I wonder if this will help with BVH building.
I had prototyped an algorithm for BVH building in my molecular ray tracer. It sorts the world into sparse "voxels" containing ~10000 atoms, then sorts those voxels into smaller ones with ~10 atoms. The second stage is computationally intensive, and keeping the data on-chip provides maximum performance. 10000 x 4 bytes = 40 KB, the same order of magnitude as local memory on a GPU core.
The algorithm has a few intermediate steps that require a large amount of scratch space. At other times, the memory could be freed and lent to other threads. The unevenness of memory access was so severe, I planned to allocate an entire GPU core's resources to a single threadgroup. Then, manually manage the memory and which threads owned which part. This approach leads to very low occupancy, as only 1-2 threadgroups are resident on a GPU core.
Dynamic caching would make this case more feasible. Let's say a section of space is half-filled with atoms, half-filled with void. You'd only need threadgroup memory for 5000 atoms, but have to allocate memory for 10000 up front. Dynamic caching could increase occupancy whenever sparse voxels are encountered. It also packs more threadgroups onto the same core. You just need to modify the algorithm, so threadgroups temporarily relinquish control of a piece of memory, re-computing its contents at a later time.
This may also increase occupancy in FlashAttention, a notoriously SRAM-heavy algorithm for AI. Large volumes of register file are needed, but a little bit of scratch space goes unused during certain steps. While implementing FlashAttention, I learned that Apple actually has the smallest register file of any vendor, not the largest. This is why their ISA has 16-bit registers, while other vendors only have 32-bit registers. Do the same general algorithms with less SRAM. For example, pointers to local memory (<64 KB) could be 16-bit integers. I imagine dynamic caching lets Apple get by with an even smaller SRAM size than before. With TSMC N3, memory density stopped scaling for the first time, while logic density improved. This may parallel the decrease in SLC size from A15 -> A16.

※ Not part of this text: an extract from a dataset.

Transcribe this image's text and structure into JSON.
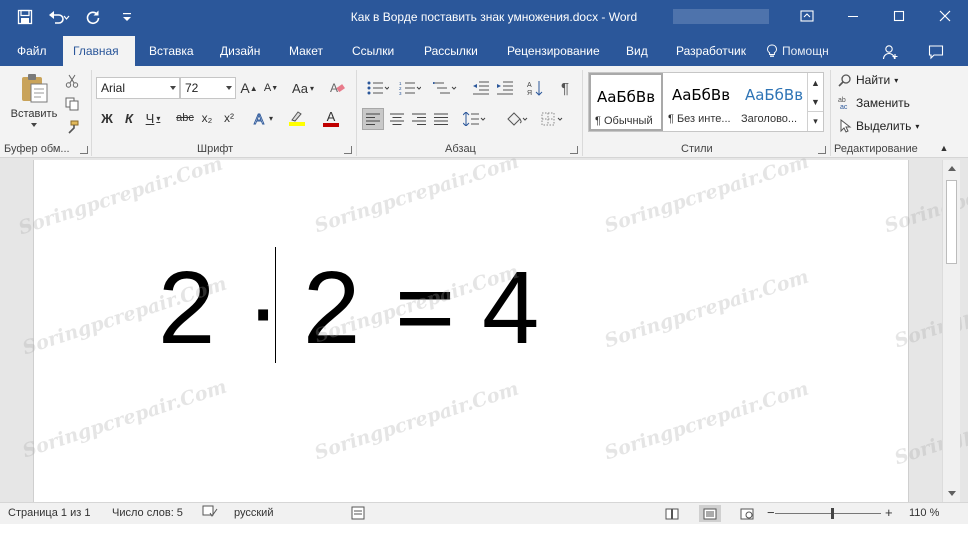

As a side note, there's theoretical literature that suggests logic is inherently more dense than memory, in any substrate. Eric Drexler's Nanosystems has a nanomechanical logic gate using ~2000 atoms, while one bit of RAM has ~6000 atoms. The hardware could also be shaped to perform a different function, which is more effective than making the computer general-purpose. I even contemplated a general-purpose 1-bit computer with all its functionality emulated through onboard instruction tape. The read-only instruction tape wasn't large enough to be generally useful and access latencies were a severe bottleneck. Also quite prone to radiation damage, potentially requiring the data to be duplicated.